Maintenant, tous ces trucs familiaux, tous
ces détails s'imbriquent dans un ensemble, dont le principal motif
d'inquiétude, c'est que : Est-ce que l'UPAC, actuellement, est entravée
dans sa mission de poursuivre, d'identifier, d'épingler, de ramener menottes à
la main les grands responsables du financement illégal du Parti libéral?
M. Bélair-Cirino (Marco) :
Est-ce que M. Lafrenière, M. Ouellette et Mme Trudel doivent
comparaître en commission parlementaire afin de répondre aux questions des parlementaires?
M. Khadir
: Il
faut trouver toutes les possibilités, et celle-là... On les appuie toutes, les possibilités,
de donner du temps pour qu'on... Parce que ça fait beaucoup d'énergie, depuis
neuf ans, que l'ensemble du Québec place dans ces enjeux-là. Là, il ne faut pas
être pingres et oublier que c'est une priorité majeure, hein? C'est lassant, à
la fin. Ça épuise la classe politique de devoir retourner sempiternellement
parce qu'on ne débloque pas. Alors, pour le débloquer, ça passe par des
situations d'exceptions. Et on est dans une situation d'une rare gravité, d'accord?

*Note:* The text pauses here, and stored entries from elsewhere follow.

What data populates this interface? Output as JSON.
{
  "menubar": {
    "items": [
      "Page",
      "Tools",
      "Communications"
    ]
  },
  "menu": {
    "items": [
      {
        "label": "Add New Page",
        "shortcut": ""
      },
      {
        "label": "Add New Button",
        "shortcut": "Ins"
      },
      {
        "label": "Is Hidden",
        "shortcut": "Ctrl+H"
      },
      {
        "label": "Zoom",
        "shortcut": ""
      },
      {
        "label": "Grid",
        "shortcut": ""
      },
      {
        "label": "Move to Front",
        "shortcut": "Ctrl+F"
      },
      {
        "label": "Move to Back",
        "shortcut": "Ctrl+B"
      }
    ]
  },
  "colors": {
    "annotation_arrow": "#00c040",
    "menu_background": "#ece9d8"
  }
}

C'est tout à fait exceptionnel. Moi, je trouve qu'on doit donner le plein temps
à M. Ouellette d'abord, et, si ça peut être complémentaire — M. Ouellette
pourra nous le démontrer — Mme Trudel de s'expliquer. Puis
ensuite on voudrait entendre M. Lafrenière, et ça presse, il a des
explications à donner.
M. Bélair-Cirino (Marco) :
Est-ce que les critères de perquisition pour accorder une demande de
surveillance d'un député de l'Assemblée nationale ou encore... en vue de la
perquisition de son matériel, notamment son ordinateur ou son téléphone
cellulaire, doivent être rehaussés, selon vous, voire même est-ce qu'on
pourrait rendre insaisissable le matériel des députés de l'Assemblée nationale?
M. Khadir
: Dans
les démocraties, ce n'est pas pour rien qu'on confère l'immunité aux
parlementaires, c'est pour éviter qu'il y ait des règlements de comptes
politiques contre des adversaires en utilisant des procédures abusives et en
utilisant l'appareil judiciaire, comme ça peut arriver, et on l'a déjà vu, d'accord?
Et, dans le Québec d'aujourd'hui, qui à maints égards dans ce qu'on apprend
dépasse tout à fait toutes les fictions les plus invraisemblables d'Hollywood,
il faut faire attention, tout est possible, et donc il faut augmenter le niveau
d'immunité pour qu'on ne puisse pas, à la légère, porter atteinte à l'immunité
des parlementaires dans leur travail. Ceci ne les mettra pas à l'abri de
poursuites lorsqu'ils ont mal agi aux vues de la loi criminelle, la loi pénale.
M. Gagnon (Marc-André) :
Mais qu'est-ce qui vous dit que M. Ouellette n'a pas mal agi? On ne le
sait pas encore.
M. Khadir
: Bien,
il faut que — mais dans les procédures appropriées — le
pouvoir policier démontre aux yeux d'un juge, dans une procédure non pas
expéditive, mais appropriée, la gravité des éléments de preuve à l'appui pour
mener ce genre de chose là. Et j'espère qu'au moment où on se parle l'UPAC
pourra nous démontrer qu'il a obtenu, en vertu de faits accablants, une
autorisation d'un juge.
M. Gagnon (Marc-André) :
Vous parlez de six ans de piétinement. Après ces six ans, est-ce que vous
croyez donc qu'il est venu temps de songer, d'envisager à remplacer M. Lafrenière
à la tête de l'UPAC?
M. Khadir
: On n'est
pas loin de ça. Je ne me mettrai pas la tête dans le sable. Je le questionne
sérieusement. Puis ce n'est pas une question de malice. Je ne prête pas des
intentions à M. Lafrenière. Je ne pense pas... Je ne recours pas à la
théorie du complot ou de la collusion. Le seul fait qu'en six ans on n'a rien,
là... Puis je vais vous donner l'exemple d'aujourd'hui et d'hier. Mueller, en
moins de 10 mois, le procureur aux États-Unis est arrivé à encercler les
éléments les plus proches du pouvoir de M. Trump, en moins de 10 mois.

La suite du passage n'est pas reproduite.